Почему бы и не поехать, в самом деле? Очень уж не хотелось на тюремный матрас Юрию Алексеевичу. Чем позже состоится встреча с матрасом, тем лучше. И они покатили за город.
* * *Пейзажи мелькали за окном не слишком богатые – поля, заброшенные, заросшие травой, диким овсом; перелесочки на пригорках, где все больше росла черемуха, теперь вся в черных ягодах, если не задушена паутиной. Петляла длинная речка Генераловка, и казалась она, там, где не заросла камышом, чистой и зеркальной и нежно-розовой под высоким закатным небом.
– Подышим, полюбуемся, – остановила машину Юлия Михайловна, не доезжая до окраинных домов поселка. – Мне редко доводится теперь любоваться закатом. На дачу – некогда, да и там все заборы, заборы теперь. Глухие. Ах! Дымком тянет. До чего приятно.
Она выбралась из машины, и Юрий Алексеевич вслед за нею. Стоял и думал, как спросить. Как спросить, почему такие тени вокруг глаз, почему губы подрагивают испуганно, почему небрежна прическа.
– Юля, – начал было он. – Почему…
– Что за вопли? – вздрогнула Юлия. – Бабы голосят? Да? Бабий бунт? Юрка, по-моему, что-то стряслось.
– Заколюжный бежит, – вгляделся в вечер Юрий. – А за ним бабы, вооруженные до зубов. Садись-ка ты за руль на всякий случай.

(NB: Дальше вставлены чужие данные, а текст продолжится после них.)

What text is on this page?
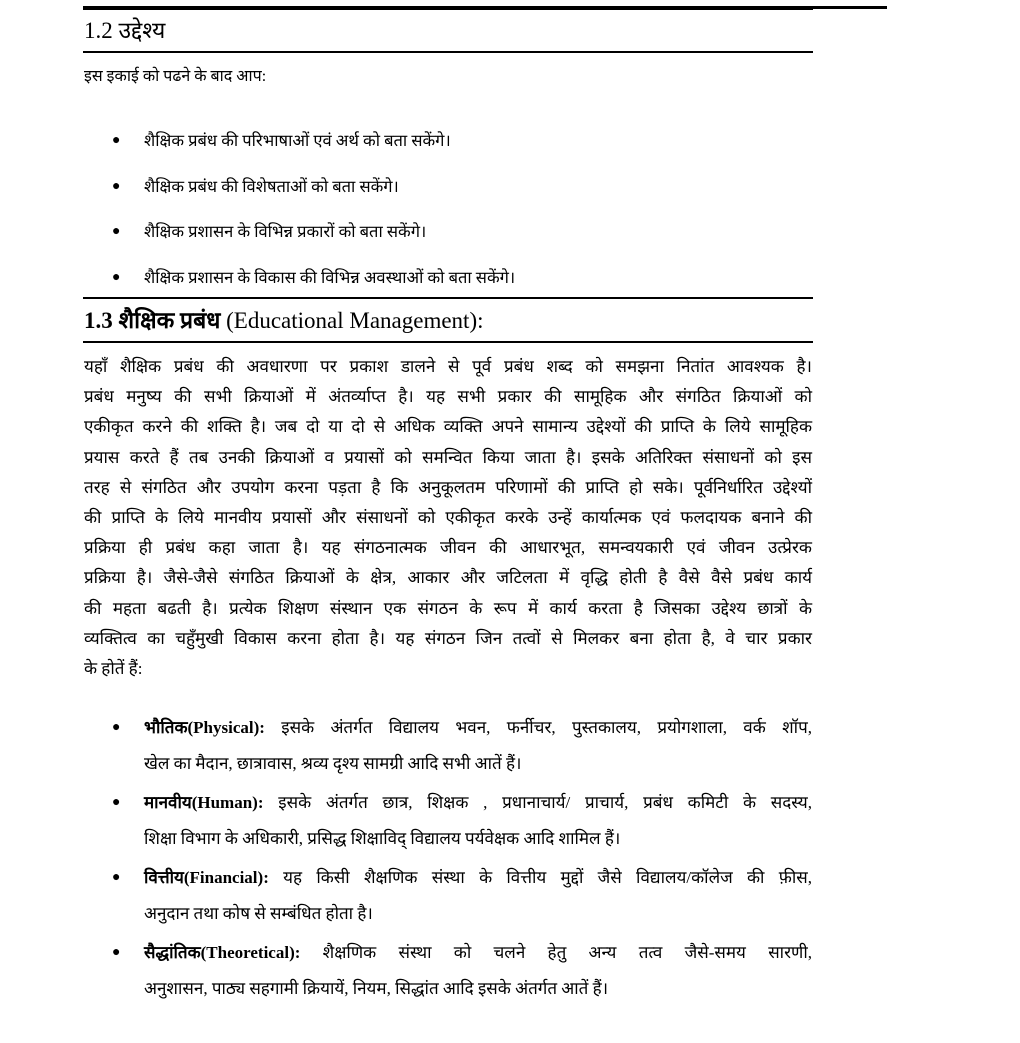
1.2 उद्देश्य
इस इकाई को पढने के बाद आप:
● शैक्षिक प्रबंध की परिभाषाओं एवं अर्थ को बता सकेंगे।
● शैक्षिक प्रबंध की विशेषताओं को बता सकेंगे।
● शैक्षिक प्रशासन के विभिन्न प्रकारों को बता सकेंगे।
● शैक्षिक प्रशासन के विकास की विभिन्न अवस्थाओं को बता सकेंगे।
1.3 शैक्षिक प्रबंध (Educational Management):
यहाँ शैक्षिक प्रबंध की अवधारणा पर प्रकाश डालने से पूर्व प्रबंध शब्द को समझना नितांत आवश्यक है।
प्रबंध मनुष्य की सभी क्रियाओं में अंतर्व्याप्त है। यह सभी प्रकार की सामूहिक और संगठित क्रियाओं को
एकीकृत करने की शक्ति है। जब दो या दो से अधिक व्यक्ति अपने सामान्य उद्देश्यों की प्राप्ति के लिये सामूहिक
प्रयास करते हैं तब उनकी क्रियाओं व प्रयासों को समन्वित किया जाता है। इसके अतिरिक्त संसाधनों को इस
तरह से संगठित और उपयोग करना पड़ता है कि अनुकूलतम परिणामों की प्राप्ति हो सके। पूर्वनिर्धारित उद्देश्यों
की प्राप्ति के लिये मानवीय प्रयासों और संसाधनों को एकीकृत करके उन्हें कार्यात्मक एवं फलदायक बनाने की
प्रक्रिया ही प्रबंध कहा जाता है। यह संगठनात्मक जीवन की आधारभूत, समन्वयकारी एवं जीवन उत्प्रेरक
प्रक्रिया है। जैसे-जैसे संगठित क्रियाओं के क्षेत्र, आकार और जटिलता में वृद्धि होती है वैसे वैसे प्रबंध कार्य
की महता बढती है। प्रत्येक शिक्षण संस्थान एक संगठन के रूप में कार्य करता है जिसका उद्देश्य छात्रों के
व्यक्तित्व का चहुँमुखी विकास करना होता है। यह संगठन जिन तत्वों से मिलकर बना होता है, वे चार प्रकार
के होतें हैं:
● भौतिक(Physical): इसके अंतर्गत विद्यालय भवन, फर्नीचर, पुस्तकालय, प्रयोगशाला, वर्क शॉप,
खेल का मैदान, छात्रावास, श्रव्य दृश्य सामग्री आदि सभी आतें हैं।
● मानवीय(Human): इसके अंतर्गत छात्र, शिक्षक , प्रधानाचार्य/ प्राचार्य, प्रबंध कमिटी के सदस्य,
शिक्षा विभाग के अधिकारी, प्रसिद्ध शिक्षाविद् विद्यालय पर्यवेक्षक आदि शामिल हैं।
● वित्तीय(Financial): यह किसी शैक्षणिक संस्था के वित्तीय मुद्दों जैसे विद्यालय/कॉलेज की फ़ीस,
अनुदान तथा कोष से सम्बंधित होता है।
● सैद्धांतिक(Theoretical): शैक्षणिक संस्था को चलने हेतु अन्य तत्व जैसे-समय सारणी,
अनुशासन, पाठ्य सहगामी क्रियायें, नियम, सिद्धांत आदि इसके अंतर्गत आतें हैं।
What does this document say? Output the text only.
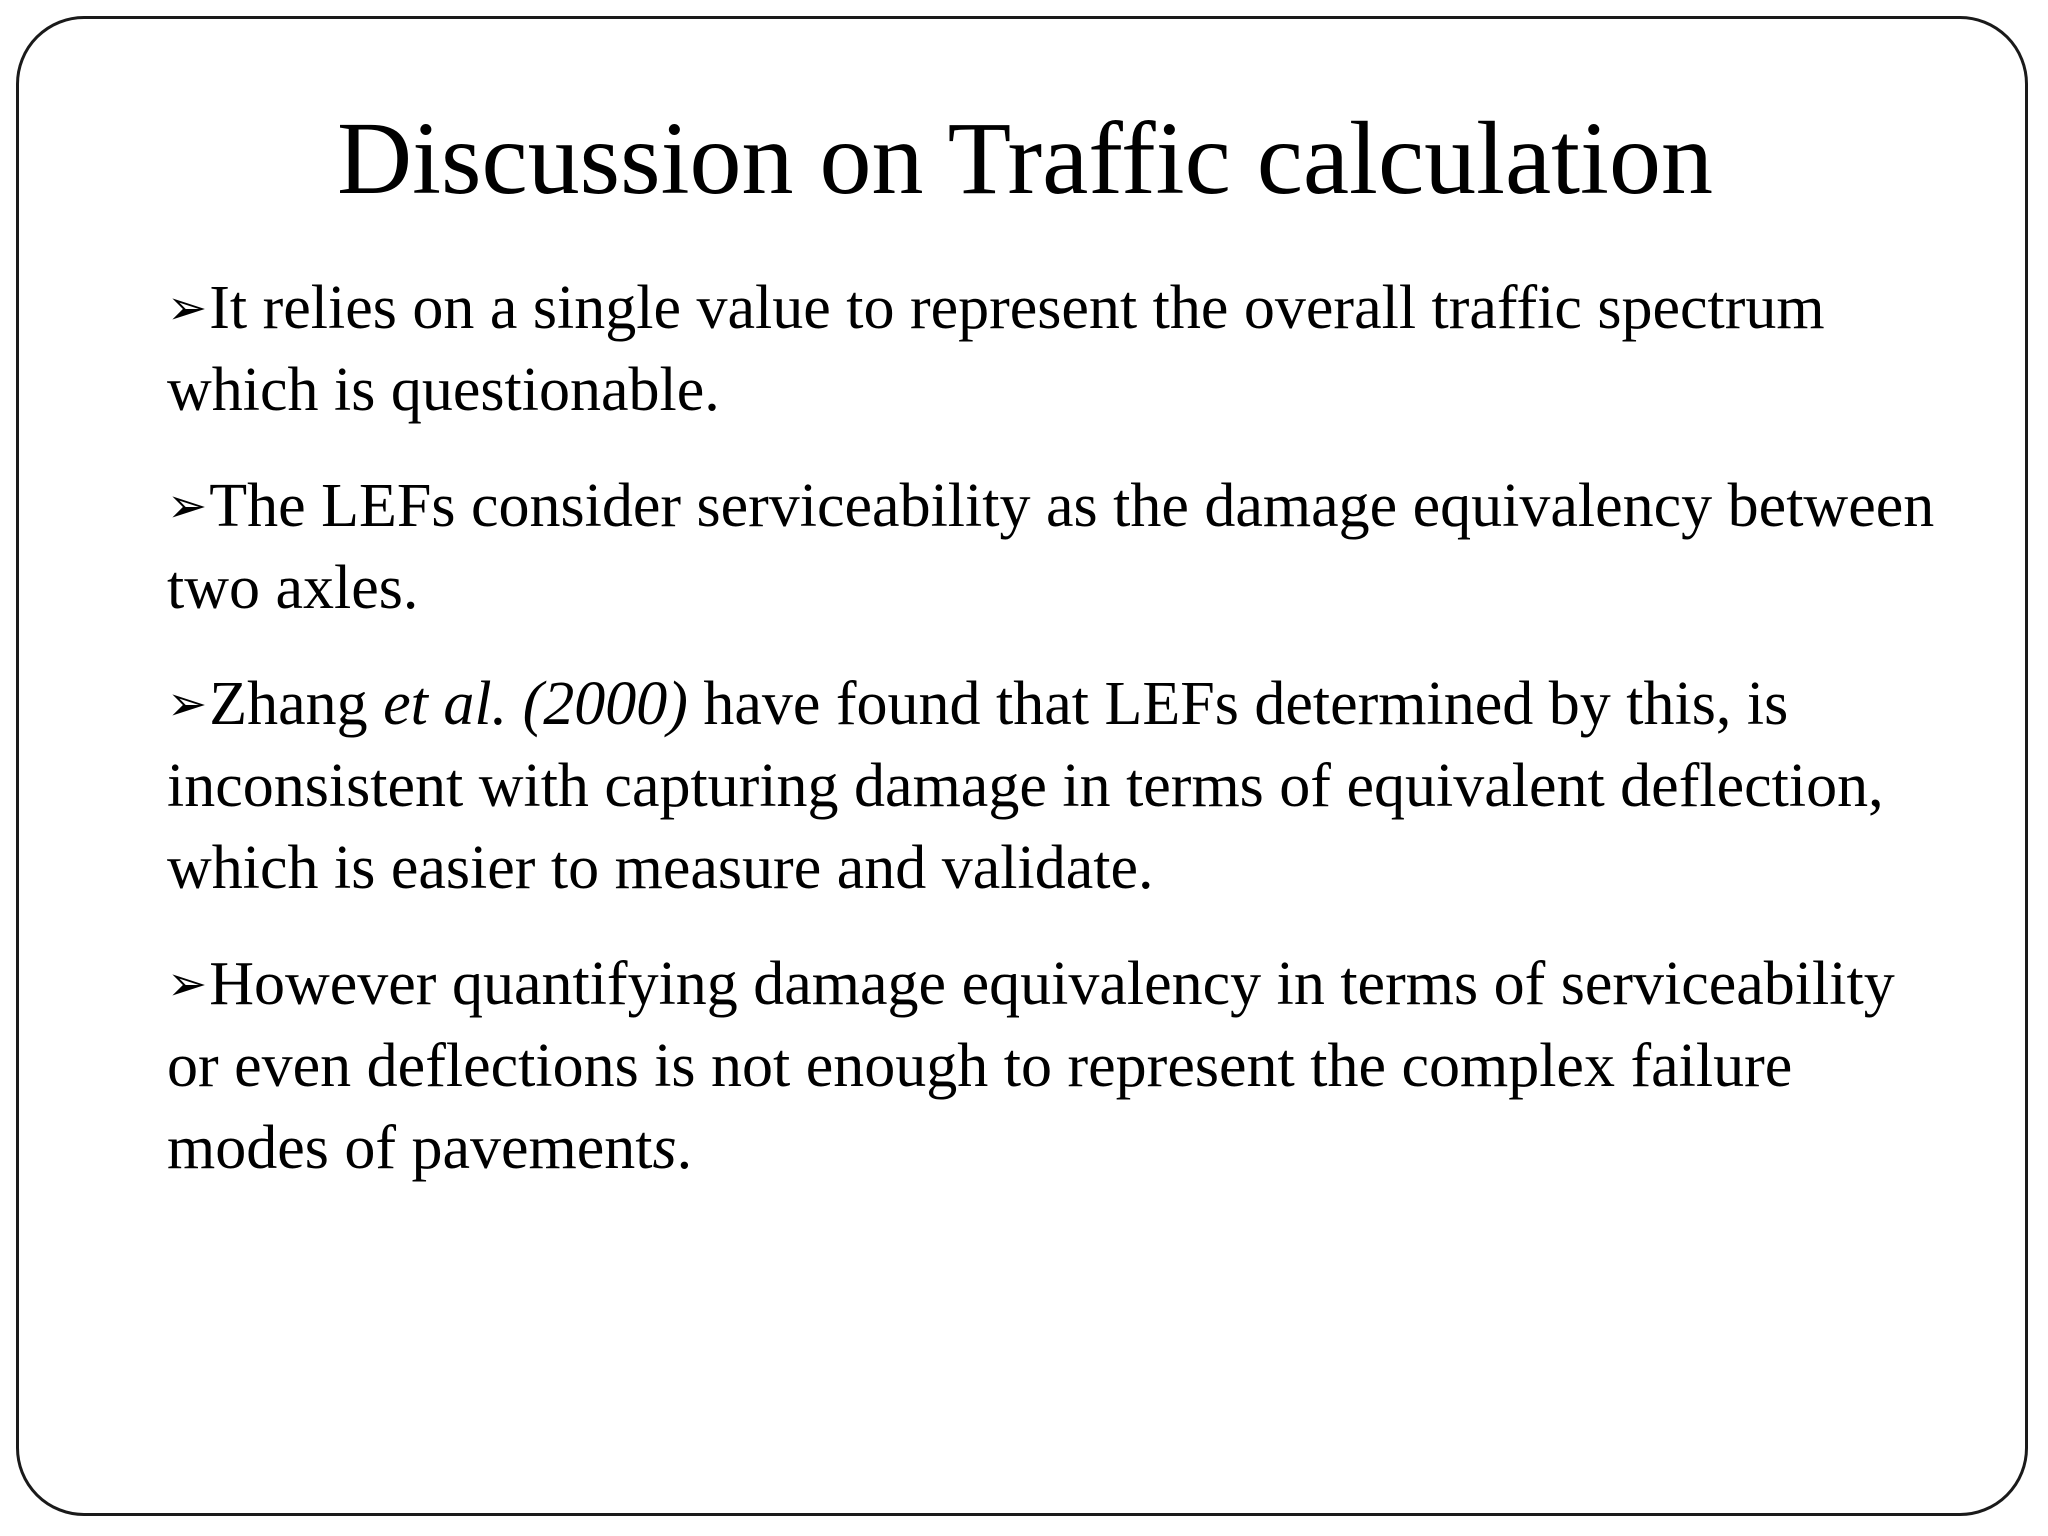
Discussion on Traffic calculation

➢It relies on a single value to represent the overall traffic spectrum which is questionable.

➢The LEFs consider serviceability as the damage equivalency between two axles.

➢Zhang et al. (2000) have found that LEFs determined by this, is inconsistent with capturing damage in terms of equivalent deflection, which is easier to measure and validate.

➢However quantifying damage equivalency in terms of serviceability or even deflections is not enough to represent the complex failure modes of pavements.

Бегать прораб Станислав Андреевич явно не умел. Вместо того чтобы нестись прямиком, он, похоже не на шутку перепуганный, петлял по дороге, раза в три удлиняя себе дистанцию забега. И бабы, вооруженные кто чем – вилами, граблями, кольями, поленьями, – неотвратимо настигали его.
– Он что же, кому-то под юбку полез? – удивилась Юлия. – Без обоюдного согласия? За что это его?
– Если бы под юбку полез, за ним бы сейчас мужик летел. Причем, обращаю твое внимание, не толпа мужиков, а один – выкуп требовать, то есть на бутылку за амортизацию его бабы. А тут… Садись в машину, говорят тебе. Он, видишь – заметил, машет. Быстрее, развернуться не успеем.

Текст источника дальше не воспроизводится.